A degree program being developed at the University of Texas' School of Social Work is hoping to reduce the number of deadly police encounters.
"We want to ground our students in psychology, in abnormal psychology, we want to ground our students in cultural differences," said Dr. Mike Lauderdale, criminal justice professor at UT. He added the School of Social Work will offer a degree in Public Safety within a year.
UT currently does not have a criminal justice program that leads to a degree. Lauderdale said that is because criminal justice only focuses on areas like how to execute an arrest, how to bring a suspect into submission and criminal law compared to civil law. He added it is time to elevate officers' education to reflect the high level of education in the city they serve.

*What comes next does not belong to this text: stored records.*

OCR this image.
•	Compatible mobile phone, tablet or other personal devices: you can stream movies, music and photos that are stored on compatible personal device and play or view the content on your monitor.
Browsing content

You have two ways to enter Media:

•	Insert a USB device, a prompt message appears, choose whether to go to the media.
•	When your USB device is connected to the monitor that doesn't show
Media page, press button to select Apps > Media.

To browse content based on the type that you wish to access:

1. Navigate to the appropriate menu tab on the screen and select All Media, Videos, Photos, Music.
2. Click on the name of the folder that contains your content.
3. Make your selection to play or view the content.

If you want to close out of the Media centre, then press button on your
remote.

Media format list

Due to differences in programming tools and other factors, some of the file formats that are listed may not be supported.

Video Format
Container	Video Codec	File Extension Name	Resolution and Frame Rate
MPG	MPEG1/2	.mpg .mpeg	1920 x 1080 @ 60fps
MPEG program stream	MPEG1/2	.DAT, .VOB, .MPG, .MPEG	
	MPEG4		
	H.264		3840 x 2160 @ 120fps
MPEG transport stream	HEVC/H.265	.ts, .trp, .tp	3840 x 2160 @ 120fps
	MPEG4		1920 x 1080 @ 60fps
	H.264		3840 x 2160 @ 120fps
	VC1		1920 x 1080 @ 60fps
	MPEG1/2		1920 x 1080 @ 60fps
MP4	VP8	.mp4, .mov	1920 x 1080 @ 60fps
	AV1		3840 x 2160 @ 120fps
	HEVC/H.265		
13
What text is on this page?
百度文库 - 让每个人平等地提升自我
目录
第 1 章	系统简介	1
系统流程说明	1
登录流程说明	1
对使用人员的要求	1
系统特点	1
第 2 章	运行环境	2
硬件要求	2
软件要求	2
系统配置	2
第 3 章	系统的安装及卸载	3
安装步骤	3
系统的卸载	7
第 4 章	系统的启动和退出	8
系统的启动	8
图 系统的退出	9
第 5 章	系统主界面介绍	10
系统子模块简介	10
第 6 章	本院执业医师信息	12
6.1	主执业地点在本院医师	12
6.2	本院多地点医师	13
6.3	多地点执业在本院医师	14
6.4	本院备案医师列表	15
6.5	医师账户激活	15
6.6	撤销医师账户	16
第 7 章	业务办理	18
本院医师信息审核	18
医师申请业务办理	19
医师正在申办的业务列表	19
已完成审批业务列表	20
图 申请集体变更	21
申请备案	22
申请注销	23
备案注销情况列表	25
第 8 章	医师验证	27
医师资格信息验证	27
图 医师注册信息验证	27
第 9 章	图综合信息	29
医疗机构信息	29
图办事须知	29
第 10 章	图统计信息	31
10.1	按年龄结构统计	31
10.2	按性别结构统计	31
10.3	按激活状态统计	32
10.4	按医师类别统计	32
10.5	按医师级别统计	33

The City of Austin had several violent events over the weekend, including a murder in northeast Austin, several stabbings and a suicide by cop. Lauderdale's current research shows unsettling information about safety on campus and in the city.
"Our findings to date are that safety is declining and it's declining in many ways simply because we don't have enough police officers," he said.
APD has experienced an officer shortage for several years now, which Lauderdale believes may be contributing to the deadly encounters , like Sunday's suicide by cop incident.
Police say 26-year-old, Micah Jester, was approaching officers with a weapon and saying, "Shoot me, shoot me, kill me." They also said she repeatedly ignored officers' commands. That weapon in her hand turned out to be a bb gun.
Deborah Lindeman and Richard Smith, the officers that were involved, both have been with the department for three years. They are on paid administrative leave pending an outcome by the department's Special Investigations Unit, Internal Affairs Unit, the Travis County District Attorney's Office and the Office of the Police Monitor. A grand jury will decide if the officers face any criminal charges.